Currently, if columns in a dataset source are added or removed, jobs and scenarios that read from that dataset will fail until you reload the the schema from table. Even if everything downstream does not have dependencies on the column changes.

We would like to see a setting to allow datasets to always reload schema when first read or built. This would be much more manageable than adding a "Reload Schema" step to each and every scenario.

Turribeach · April 14

This feature already exists and it’s called schema propagation:

https://doc.dataiku.com/dss/latest/flow/building-datasets.html#propagate-schema-across-flow-from-here

Redacted · April 15

Selecting automatic schema propagation in the Schema Propagation tool is not preventing the scenarios from encountering errors when the schema of the underlying input dataset changes. It's not an error due to schema changes of the input or output datasets of downstream recipes, but a result of the table being read for dataset input. Specifically, when [dataset].get_dataframe() is in a Python recipe immediately following a dataset import from an external table, the scenario throws the following error even with automatic schema propagation selected:

Error in Python process: At line XX: <class 'Exception'>: Reading dataset failed: b'Invalid number of columns in query (YY, expected ZZ) [...]. Please check dataset schema'

Schema propagation tool settings do not appear to have the same effect as manually entering the dataset and forcing the schema to update via dataset settings.

Turribeach · April 15

https://community.dataiku.com/discussion/comment/45801#Comment_45801

This can be easily be done via the Dataiku API:

client = dataiku.api_client()
project = client.get_default_project()
dataset = project.get_dataset("dataset_name")
# Reset dataset schema
dataset.set_schema({})
# Autodetect dataset schema and save it
dataset.autodetect_settings(infer_storage_types=True).save()

Add this to your Python recipe before the [dataset].get_dataframe() call and it will auto-update the schema of the input dataset. I will not recommend you do this though.

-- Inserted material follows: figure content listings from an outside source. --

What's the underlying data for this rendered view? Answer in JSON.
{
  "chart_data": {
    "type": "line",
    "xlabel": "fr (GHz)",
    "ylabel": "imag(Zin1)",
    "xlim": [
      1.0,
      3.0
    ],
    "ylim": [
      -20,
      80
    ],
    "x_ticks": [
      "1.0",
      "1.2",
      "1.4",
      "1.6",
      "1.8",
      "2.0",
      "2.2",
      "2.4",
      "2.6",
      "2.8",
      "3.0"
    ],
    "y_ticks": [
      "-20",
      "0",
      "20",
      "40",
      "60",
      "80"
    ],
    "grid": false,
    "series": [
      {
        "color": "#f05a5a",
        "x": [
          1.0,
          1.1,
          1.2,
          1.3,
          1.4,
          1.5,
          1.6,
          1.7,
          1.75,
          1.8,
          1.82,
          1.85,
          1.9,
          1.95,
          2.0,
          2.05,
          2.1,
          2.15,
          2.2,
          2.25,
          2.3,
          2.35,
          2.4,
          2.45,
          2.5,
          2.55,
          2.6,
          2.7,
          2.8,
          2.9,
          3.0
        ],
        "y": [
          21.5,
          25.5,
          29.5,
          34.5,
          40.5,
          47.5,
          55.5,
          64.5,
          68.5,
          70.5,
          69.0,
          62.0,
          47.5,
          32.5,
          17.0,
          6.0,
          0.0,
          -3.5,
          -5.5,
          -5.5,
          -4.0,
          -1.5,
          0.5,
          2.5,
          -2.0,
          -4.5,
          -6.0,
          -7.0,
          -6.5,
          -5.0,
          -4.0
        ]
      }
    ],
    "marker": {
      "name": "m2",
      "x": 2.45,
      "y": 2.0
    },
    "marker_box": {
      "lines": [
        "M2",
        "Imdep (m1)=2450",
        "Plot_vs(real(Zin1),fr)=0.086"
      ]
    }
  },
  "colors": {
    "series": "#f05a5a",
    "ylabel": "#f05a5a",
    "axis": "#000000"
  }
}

Having code that updates schemas autonomously without human review can cause unintended consequences.

I will also suggest you post on the regular forum or ask support before posting a product enhancement as you may be unaware of functionality like the one above and assume the feature is missing from the product.

Turribeach · April 15

One way to add some protection from schema changes is that you call dataset.get_schema(), store it in a variable and then compare it to dataset.autodetect_settings(infer_storage_types=True) so you can detect changes and send an email for instance rasther than just silently updating the input dataset.